A Specter is Haunting Texas
- First edition cover (hardcover)
- Author: Fritz Leiber
- Illustrator: Jack Gaughan
- Language: English
- Genre: Science fiction
- Publisher: Walker & Co.
- Publication date: 1969
- Publication place: United States
- Media type: Print (hardback & paperback)
- Pages: 245
- OCLC: 5866486

= A Specter Is Haunting Texas =

1969 novel by Fritz Leiber

A Specter is Haunting Texas is a science fiction novel by American writer Fritz Leiber, first published as a novel in 1969. It was originally published as a three-part serial in the magazine Galaxy Science Fiction in 1968. The title appears to be based on a Karl Marx quote from The Communist Manifesto: "A spectre is haunting Europe...the spectre of communism."

==Plot summary==

Scully Christopher Crockett La Cruz is an actor, fortune seeker and adventurer from the long isolated orbital technocratic democracies of Circumluna and the Bubbles Congeries. He lands in what he believes to be Canada to reclaim family mining interests only to discover that Canada is now North Texas and what is left of civilization in North America is ruled by primitive, backslapping, bigger than life anti-intellectual "good ole boys" convinced of their own moral superiority.

In the tortured version of history known to the giant hormone-boosted Anglo-Saxon inhabitants who rule a diminutive Mexican underclass, the original Texas, or Texas, had actually secretly ruled the pre-nuclear war United States since 1845.

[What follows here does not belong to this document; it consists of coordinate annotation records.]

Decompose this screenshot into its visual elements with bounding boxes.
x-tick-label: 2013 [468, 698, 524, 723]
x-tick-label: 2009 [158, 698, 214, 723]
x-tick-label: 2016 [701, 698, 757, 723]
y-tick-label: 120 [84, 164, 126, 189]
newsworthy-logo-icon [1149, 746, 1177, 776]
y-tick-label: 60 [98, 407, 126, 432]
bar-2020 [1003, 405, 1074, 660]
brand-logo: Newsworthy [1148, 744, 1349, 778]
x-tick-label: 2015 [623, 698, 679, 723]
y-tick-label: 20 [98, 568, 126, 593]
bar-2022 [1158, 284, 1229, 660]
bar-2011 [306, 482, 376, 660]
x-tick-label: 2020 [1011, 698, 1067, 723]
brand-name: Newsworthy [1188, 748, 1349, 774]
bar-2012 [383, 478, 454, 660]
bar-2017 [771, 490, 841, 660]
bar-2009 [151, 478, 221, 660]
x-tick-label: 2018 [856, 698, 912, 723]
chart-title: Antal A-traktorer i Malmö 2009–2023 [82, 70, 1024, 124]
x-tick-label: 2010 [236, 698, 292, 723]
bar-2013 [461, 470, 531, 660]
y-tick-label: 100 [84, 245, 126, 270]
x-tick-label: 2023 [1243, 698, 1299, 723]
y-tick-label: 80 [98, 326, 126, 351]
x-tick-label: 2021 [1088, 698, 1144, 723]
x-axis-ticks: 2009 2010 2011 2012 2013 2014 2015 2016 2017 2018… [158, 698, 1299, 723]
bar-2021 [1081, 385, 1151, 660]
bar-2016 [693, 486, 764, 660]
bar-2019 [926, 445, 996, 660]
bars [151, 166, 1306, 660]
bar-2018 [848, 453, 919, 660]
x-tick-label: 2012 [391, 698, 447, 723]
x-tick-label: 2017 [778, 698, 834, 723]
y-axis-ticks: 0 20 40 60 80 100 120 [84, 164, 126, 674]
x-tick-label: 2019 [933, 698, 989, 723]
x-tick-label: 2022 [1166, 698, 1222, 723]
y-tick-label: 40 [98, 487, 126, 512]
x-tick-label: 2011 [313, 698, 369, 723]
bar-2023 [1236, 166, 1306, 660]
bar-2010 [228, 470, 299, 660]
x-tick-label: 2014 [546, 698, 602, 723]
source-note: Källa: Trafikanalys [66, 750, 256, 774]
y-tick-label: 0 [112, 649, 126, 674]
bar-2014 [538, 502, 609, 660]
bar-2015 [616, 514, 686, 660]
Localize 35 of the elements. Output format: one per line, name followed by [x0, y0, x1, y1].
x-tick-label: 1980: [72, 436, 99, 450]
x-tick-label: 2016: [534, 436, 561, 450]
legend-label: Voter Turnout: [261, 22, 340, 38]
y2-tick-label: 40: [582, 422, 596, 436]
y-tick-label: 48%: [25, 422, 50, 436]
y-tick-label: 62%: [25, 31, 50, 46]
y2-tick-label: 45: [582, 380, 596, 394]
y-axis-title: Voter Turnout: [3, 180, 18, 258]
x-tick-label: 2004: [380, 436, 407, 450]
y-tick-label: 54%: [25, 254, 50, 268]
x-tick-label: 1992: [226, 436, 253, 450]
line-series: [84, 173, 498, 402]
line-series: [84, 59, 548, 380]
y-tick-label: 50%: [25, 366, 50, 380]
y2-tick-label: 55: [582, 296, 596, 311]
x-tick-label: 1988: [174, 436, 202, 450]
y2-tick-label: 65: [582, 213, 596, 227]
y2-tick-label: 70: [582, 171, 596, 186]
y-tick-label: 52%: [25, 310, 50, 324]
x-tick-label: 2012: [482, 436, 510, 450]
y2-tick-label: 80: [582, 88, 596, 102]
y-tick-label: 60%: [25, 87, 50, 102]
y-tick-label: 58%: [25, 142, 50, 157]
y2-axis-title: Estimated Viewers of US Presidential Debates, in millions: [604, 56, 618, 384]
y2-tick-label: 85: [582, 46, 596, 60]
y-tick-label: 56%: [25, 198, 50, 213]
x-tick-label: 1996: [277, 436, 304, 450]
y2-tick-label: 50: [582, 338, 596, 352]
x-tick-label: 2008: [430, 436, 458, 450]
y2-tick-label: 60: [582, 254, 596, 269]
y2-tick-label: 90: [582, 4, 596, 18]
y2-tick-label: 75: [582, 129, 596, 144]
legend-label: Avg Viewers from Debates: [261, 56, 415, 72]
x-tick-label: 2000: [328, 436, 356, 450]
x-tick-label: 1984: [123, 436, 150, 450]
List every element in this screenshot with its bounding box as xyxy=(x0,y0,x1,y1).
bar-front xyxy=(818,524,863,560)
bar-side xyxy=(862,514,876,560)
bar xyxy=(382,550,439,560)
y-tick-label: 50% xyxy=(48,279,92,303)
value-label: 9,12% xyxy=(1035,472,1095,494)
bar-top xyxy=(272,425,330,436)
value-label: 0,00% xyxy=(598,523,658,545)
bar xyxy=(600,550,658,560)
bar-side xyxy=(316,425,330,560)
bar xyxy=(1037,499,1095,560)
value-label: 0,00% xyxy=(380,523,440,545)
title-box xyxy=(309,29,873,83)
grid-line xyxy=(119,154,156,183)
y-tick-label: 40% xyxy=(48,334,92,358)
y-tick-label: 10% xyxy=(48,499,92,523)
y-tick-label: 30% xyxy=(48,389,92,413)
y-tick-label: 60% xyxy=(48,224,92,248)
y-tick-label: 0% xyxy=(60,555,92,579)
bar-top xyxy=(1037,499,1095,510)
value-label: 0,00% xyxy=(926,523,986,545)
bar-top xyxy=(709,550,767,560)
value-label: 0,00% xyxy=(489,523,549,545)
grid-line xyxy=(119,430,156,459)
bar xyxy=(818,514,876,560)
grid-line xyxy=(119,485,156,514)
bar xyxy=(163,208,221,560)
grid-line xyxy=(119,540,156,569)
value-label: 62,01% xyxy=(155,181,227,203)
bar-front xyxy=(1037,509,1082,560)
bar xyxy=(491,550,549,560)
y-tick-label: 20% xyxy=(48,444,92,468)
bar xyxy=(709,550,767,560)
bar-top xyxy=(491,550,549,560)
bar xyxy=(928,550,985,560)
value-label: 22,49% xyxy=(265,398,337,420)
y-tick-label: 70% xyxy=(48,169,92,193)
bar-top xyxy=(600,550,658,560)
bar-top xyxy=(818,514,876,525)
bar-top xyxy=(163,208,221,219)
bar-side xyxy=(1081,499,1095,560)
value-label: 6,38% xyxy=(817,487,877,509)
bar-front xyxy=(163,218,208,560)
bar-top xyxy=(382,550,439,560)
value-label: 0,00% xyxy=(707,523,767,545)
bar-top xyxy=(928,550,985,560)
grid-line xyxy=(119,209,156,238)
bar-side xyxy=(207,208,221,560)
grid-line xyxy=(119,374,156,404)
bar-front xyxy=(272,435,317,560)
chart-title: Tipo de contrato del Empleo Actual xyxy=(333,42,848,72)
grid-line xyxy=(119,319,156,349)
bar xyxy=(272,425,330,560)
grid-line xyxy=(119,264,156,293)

Texas escaped the nuclear destruction of the rest of the United States because of the foresight of Lyndon the First. An enormous bunker then known as the Houston Carlsbad Caverns-Denver-Kansas City-Little Rock Pentagram and now referred to simply as the Texas Bunker had saved the heartland during a war that destroyed both American coasts, Europe, Russia, China, and Africa. Texas then conquered the rest of the continent, although Hawaii and Cuba remain stubbornly "unconquered".

==Reception==
Alexei Panshin described Specter as "an intermittently satirical melodrama about revolution," saying "Its greatest strength, in fact, is in conceits and occasional lines. And two-thirds of the way through it falls apart, its satire forgotten in favor of the melodramatic requirement of movement at any cost." Ron Goulart called the novel "a big, funny and angry book. . . . a fine non-stop picaresque about a future United States that's turned into Texas and about race, love, violence, God, death, Shakespeare, and most anything else you can name."

==Release details==
- Fritz Leiber. 1968, 1969, 1971. A Specter is Haunting Texas. Galaxy Science Fiction, Walker, Bantam.